Reprinted from The Waupaca Post

Written by Cal Swenson

DOWNTOWN WAUPACA 1925

The night was electrifying – it was a Saturday night on Main Street in Waupaca.

The atmosphere was alive, a cacophony of music, honking, whistling and clanging; music, because in those days 20's band concerts were on Saturday night and all the stores were open; honking from the many cars approaching the intersection of Main and Fulton streets; whistling – that's right – Chief of Police Bill Ware, sparkling in uniform, directing traffic – one blast, then two, waving a white glove and baton; clanging, resounding from the open summer street car number 19 as Motorman Luke Dunn proudly coasted to a stop discharging passengers from the Grand View Hotel and Veteran's Home.

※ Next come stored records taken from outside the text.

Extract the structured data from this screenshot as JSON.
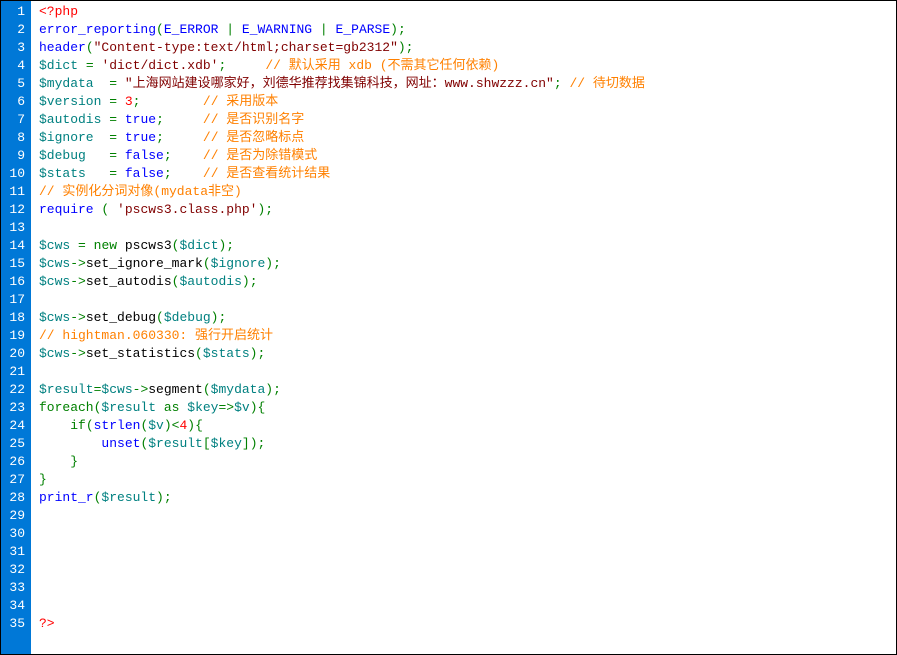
{
  "lines": [
    {
      "n": 1,
      "segs": [
        {
          "c": "t-red",
          "t": "<?php"
        }
      ]
    },
    {
      "n": 2,
      "segs": [
        {
          "c": "t-blue",
          "t": "error_reporting"
        },
        {
          "c": "t-green",
          "t": "("
        },
        {
          "c": "t-blue",
          "t": "E_ERROR"
        },
        {
          "c": "t-black",
          "t": " "
        },
        {
          "c": "t-green",
          "t": "|"
        },
        {
          "c": "t-black",
          "t": " "
        },
        {
          "c": "t-blue",
          "t": "E_WARNING"
        },
        {
          "c": "t-black",
          "t": " "
        },
        {
          "c": "t-green",
          "t": "|"
        },
        {
          "c": "t-black",
          "t": " "
        },
        {
          "c": "t-blue",
          "t": "E_PARSE"
        },
        {
          "c": "t-green",
          "t": ");"
        }
      ]
    },
    {
      "n": 3,
      "segs": [
        {
          "c": "t-blue",
          "t": "header"
        },
        {
          "c": "t-green",
          "t": "("
        },
        {
          "c": "t-wine",
          "t": "\"Content-type:text/html;charset=gb2312\""
        },
        {
          "c": "t-green",
          "t": ");"
        }
      ]
    },
    {
      "n": 4,
      "segs": [
        {
          "c": "t-teal",
          "t": "$dict"
        },
        {
          "c": "t-black",
          "t": " "
        },
        {
          "c": "t-green",
          "t": "="
        },
        {
          "c": "t-black",
          "t": " "
        },
        {
          "c": "t-wine",
          "t": "'dict/dict.xdb'"
        },
        {
          "c": "t-green",
          "t": ";"
        },
        {
          "c": "t-black",
          "t": "     "
        },
        {
          "c": "t-orange",
          "t": "// 默认采用 xdb (不需其它任何依赖)"
        }
      ]
    },
    {
      "n": 5,
      "segs": [
        {
          "c": "t-teal",
          "t": "$mydata"
        },
        {
          "c": "t-black",
          "t": "  "
        },
        {
          "c": "t-green",
          "t": "="
        },
        {
          "c": "t-black",
          "t": " "
        },
        {
          "c": "t-wine",
          "t": "\"上海网站建设哪家好，刘德华推荐找集锦科技，网址：www.shwzzz.cn\""
        },
        {
          "c": "t-green",
          "t": ";"
        },
        {
          "c": "t-black",
          "t": " "
        },
        {
          "c": "t-orange",
          "t": "// 待切数据"
        }
      ]
    },
    {
      "n": 6,
      "segs": [
        {
          "c": "t-teal",
          "t": "$version"
        },
        {
          "c": "t-black",
          "t": " "
        },
        {
          "c": "t-green",
          "t": "="
        },
        {
          "c": "t-black",
          "t": " "
        },
        {
          "c": "t-red",
          "t": "3"
        },
        {
          "c": "t-green",
          "t": ";"
        },
        {
          "c": "t-black",
          "t": "        "
        },
        {
          "c": "t-orange",
          "t": "// 采用版本"
        }
      ]
    },
    {
      "n": 7,
      "segs": [
        {
          "c": "t-teal",
          "t": "$autodis"
        },
        {
          "c": "t-black",
          "t": " "
        },
        {
          "c": "t-green",
          "t": "="
        },
        {
          "c": "t-black",
          "t": " "
        },
        {
          "c": "t-blue",
          "t": "true"
        },
        {
          "c": "t-green",
          "t": ";"
        },
        {
          "c": "t-black",
          "t": "     "
        },
        {
          "c": "t-orange",
          "t": "// 是否识别名字"
        }
      ]
    },
    {
      "n": 8,
      "segs": [
        {
          "c": "t-teal",
          "t": "$ignore"
        },
        {
          "c": "t-black",
          "t": "  "
        },
        {
          "c": "t-green",
          "t": "="
        },
        {
          "c": "t-black",
          "t": " "
        },
        {
          "c": "t-blue",
          "t": "true"
        },
        {
          "c": "t-green",
          "t": ";"
        },
        {
          "c": "t-black",
          "t": "     "
        },
        {
          "c": "t-orange",
          "t": "// 是否忽略标点"
        }
      ]
    },
    {
      "n": 9,
      "segs": [
        {
          "c": "t-teal",
          "t": "$debug"
        },
        {
          "c": "t-black",
          "t": "   "
        },
        {
          "c": "t-green",
          "t": "="
        },
        {
          "c": "t-black",
          "t": " "
        },
        {
          "c": "t-blue",
          "t": "false"
        },
        {
          "c": "t-green",
          "t": ";"
        },
        {
          "c": "t-black",
          "t": "    "
        },
        {
          "c": "t-orange",
          "t": "// 是否为除错模式"
        }
      ]
    },
    {
      "n": 10,
      "segs": [
        {
          "c": "t-teal",
          "t": "$stats"
        },
        {
          "c": "t-black",
          "t": "   "
        },
        {
          "c": "t-green",
          "t": "="
        },
        {
          "c": "t-black",
          "t": " "
        },
        {
          "c": "t-blue",
          "t": "false"
        },
        {
          "c": "t-green",
          "t": ";"
        },
        {
          "c": "t-black",
          "t": "    "
        },
        {
          "c": "t-orange",
          "t": "// 是否查看统计结果"
        }
      ]
    },
    {
      "n": 11,
      "segs": [
        {
          "c": "t-orange",
          "t": "// 实例化分词对像(mydata非空)"
        }
      ]
    },
    {
      "n": 12,
      "segs": [
        {
          "c": "t-blue",
          "t": "require"
        },
        {
          "c": "t-black",
          "t": " "
        },
        {
          "c": "t-green",
          "t": "("
        },
        {
          "c": "t-black",
          "t": " "
        },
        {
          "c": "t-wine",
          "t": "'pscws3.class.php'"
        },
        {
          "c": "t-green",
          "t": ");"
        }
      ]
    },
    {
      "n": 13,
      "segs": []
    },
    {
      "n": 14,
      "segs": [
        {
          "c": "t-teal",
          "t": "$cws"
        },
        {
          "c": "t-black",
          "t": " "
        },
        {
          "c": "t-green",
          "t": "="
        },
        {
          "c": "t-black",
          "t": " "
        },
        {
          "c": "t-green",
          "t": "new"
        },
        {
          "c": "t-black",
          "t": " pscws3"
        },
        {
          "c": "t-green",
          "t": "("
        },
        {
          "c": "t-teal",
          "t": "$dict"
        },
        {
          "c": "t-green",
          "t": ");"
        }
      ]
    },
    {
      "n": 15,
      "segs": [
        {
          "c": "t-teal",
          "t": "$cws"
        },
        {
          "c": "t-green",
          "t": "->"
        },
        {
          "c": "t-black",
          "t": "set_ignore_mark"
        },
        {
          "c": "t-green",
          "t": "("
        },
        {
          "c": "t-teal",
          "t": "$ignore"
        },
        {
          "c": "t-green",
          "t": ");"
        }
      ]
    },
    {
      "n": 16,
      "segs": [
        {
          "c": "t-teal",
          "t": "$cws"
        },
        {
          "c": "t-green",
          "t": "->"
        },
        {
          "c": "t-black",
          "t": "set_autodis"
        },
        {
          "c": "t-green",
          "t": "("
        },
        {
          "c": "t-teal",
          "t": "$autodis"
        },
        {
          "c": "t-green",
          "t": ");"
        }
      ]
    },
    {
      "n": 17,
      "segs": []
    },
    {
      "n": 18,
      "segs": [
        {
          "c": "t-teal",
          "t": "$cws"
        },
        {
          "c": "t-green",
          "t": "->"
        },
        {
          "c": "t-black",
          "t": "set_debug"
        },
        {
          "c": "t-green",
          "t": "("
        },
        {
          "c": "t-teal",
          "t": "$debug"
        },
        {
          "c": "t-green",
          "t": ");"
        }
      ]
    },
    {
      "n": 19,
      "segs": [
        {
          "c": "t-orange",
          "t": "// hightman.060330: 强行开启统计"
        }
      ]
    },
    {
      "n": 20,
      "segs": [
        {
          "c": "t-teal",
          "t": "$cws"
        },
        {
          "c": "t-green",
          "t": "->"
        },
        {
          "c": "t-black",
          "t": "set_statistics"
        },
        {
          "c": "t-green",
          "t": "("
        },
        {
          "c": "t-teal",
          "t": "$stats"
        },
        {
          "c": "t-green",
          "t": ");"
        }
      ]
    },
    {
      "n": 21,
      "segs": []
    },
    {
      "n": 22,
      "segs": [
        {
          "c": "t-teal",
          "t": "$result"
        },
        {
          "c": "t-green",
          "t": "="
        },
        {
          "c": "t-teal",
          "t": "$cws"
        },
        {
          "c": "t-green",
          "t": "->"
        },
        {
          "c": "t-black",
          "t": "segment"
        },
        {
          "c": "t-green",
          "t": "("
        },
        {
          "c": "t-teal",
          "t": "$mydata"
        },
        {
          "c": "t-green",
          "t": ");"
        }
      ]
    },
    {
      "n": 23,
      "segs": [
        {
          "c": "t-green",
          "t": "foreach("
        },
        {
          "c": "t-teal",
          "t": "$result"
        },
        {
          "c": "t-black",
          "t": " "
        },
        {
          "c": "t-green",
          "t": "as"
        },
        {
          "c": "t-black",
          "t": " "
        },
        {
          "c": "t-teal",
          "t": "$key"
        },
        {
          "c": "t-green",
          "t": "=>"
        },
        {
          "c": "t-teal",
          "t": "$v"
        },
        {
          "c": "t-green",
          "t": "){"
        }
      ]
    },
    {
      "n": 24,
      "segs": [
        {
          "c": "t-black",
          "t": "    "
        },
        {
          "c": "t-green",
          "t": "if("
        },
        {
          "c": "t-blue",
          "t": "strlen"
        },
        {
          "c": "t-green",
          "t": "("
        },
        {
          "c": "t-teal",
          "t": "$v"
        },
        {
          "c": "t-green",
          "t": ")<"
        },
        {
          "c": "t-red",
          "t": "4"
        },
        {
          "c": "t-green",
          "t": "){"
        }
      ]
    },
    {
      "n": 25,
      "segs": [
        {
          "c": "t-black",
          "t": "        "
        },
        {
          "c": "t-blue",
          "t": "unset"
        },
        {
          "c": "t-green",
          "t": "("
        },
        {
          "c": "t-teal",
          "t": "$result"
        },
        {
          "c": "t-green",
          "t": "["
        },
        {
          "c": "t-teal",
          "t": "$key"
        },
        {
          "c": "t-green",
          "t": "]);"
        }
      ]
    },
    {
      "n": 26,
      "segs": [
        {
          "c": "t-black",
          "t": "    "
        },
        {
          "c": "t-green",
          "t": "}"
        }
      ]
    },
    {
      "n": 27,
      "segs": [
        {
          "c": "t-green",
          "t": "}"
        }
      ]
    },
    {
      "n": 28,
      "segs": [
        {
          "c": "t-blue",
          "t": "print_r"
        },
        {
          "c": "t-green",
          "t": "("
        },
        {
          "c": "t-teal",
          "t": "$result"
        },
        {
          "c": "t-green",
          "t": ");"
        }
      ]
    },
    {
      "n": 29,
      "segs": []
    },
    {
      "n": 30,
      "segs": []
    },
    {
      "n": 31,
      "segs": []
    },
    {
      "n": 32,
      "segs": []
    },
    {
      "n": 33,
      "segs": []
    },
    {
      "n": 34,
      "segs": []
    },
    {
      "n": 35,
      "segs": [
        {
          "c": "t-red",
          "t": "?>"
        }
      ]
    }
  ]
}
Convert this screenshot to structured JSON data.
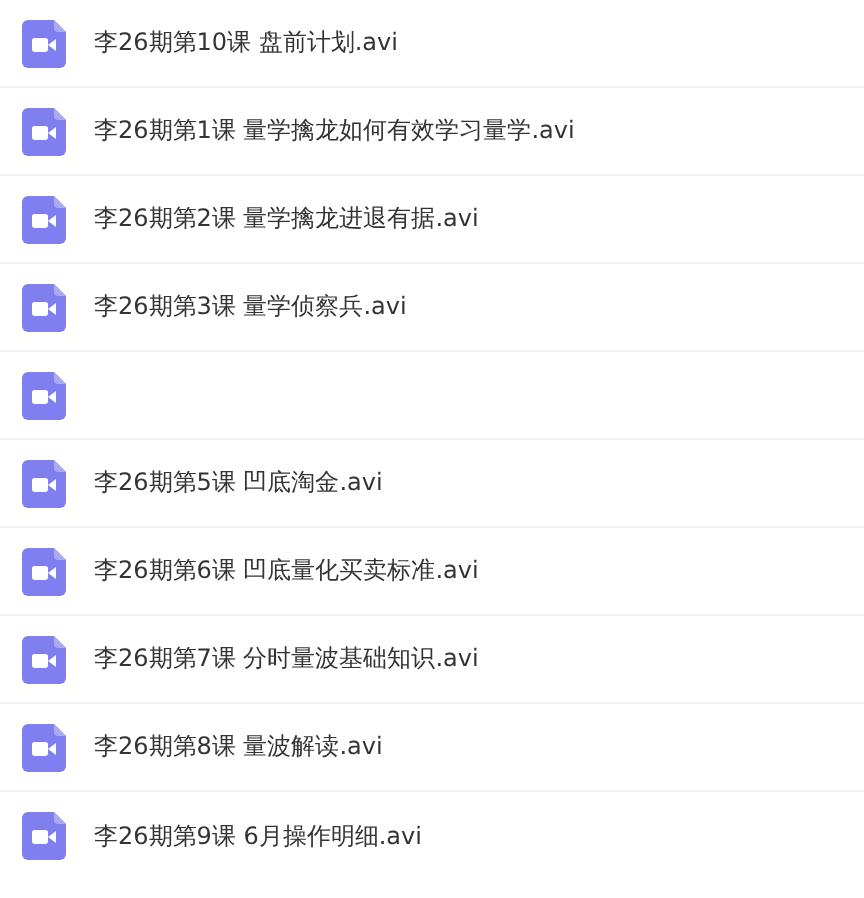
{
  "files": [
    {
      "kind": "video",
      "name": "李26期第10课 盘前计划.avi"
    },
    {
      "kind": "video",
      "name": "李26期第1课 量学擒龙如何有效学习量学.avi"
    },
    {
      "kind": "video",
      "name": "李26期第2课 量学擒龙进退有据.avi"
    },
    {
      "kind": "video",
      "name": "李26期第3课 量学侦察兵.avi"
    },
    {
      "kind": "video"
    },
    {
      "kind": "video",
      "name": "李26期第5课 凹底淘金.avi"
    },
    {
      "kind": "video",
      "name": "李26期第6课 凹底量化买卖标准.avi"
    },
    {
      "kind": "video",
      "name": "李26期第7课 分时量波基础知识.avi"
    },
    {
      "kind": "video",
      "name": "李26期第8课 量波解读.avi"
    },
    {
      "kind": "video",
      "name": "李26期第9课 6月操作明细.avi"
    }
  ]
}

Oooooh, look! What is this lovely sight? Why, of course, it's that beautiful carefree Greek Goddess Athena Johnson Mudd, that rich girl from the Lakes. She waved to us from behind the wheel of her sleek black Lincoln Phaeton with the glass windshield between the front and back seats as she approached the stop sign.

The band was playing but there was another attraction – truly a magnet. It was called "Radio". Holly's Furniture Store and Undertaking Parlor were located on the site of the present day Lighthouse Bookstore.

Holly's were among the pioneers of early radio. A motley crowd could be seen gathering in the rear amidst a display of odd-looking morning glory horns and various boxes and cases with implanted bulbs or "tubes" and very likely some caskets. Far away a voice was calling "WGY, Schenectady", "KDKA, Pittsburgh" or " WGN, Chicago".

From there we'll cross over to the Drivas's Kandy Kitchen for a hot fudge sundae or a 5 cent bag of popcorn.

Well, you can take it from there.

That was Waupaca one Saturday night.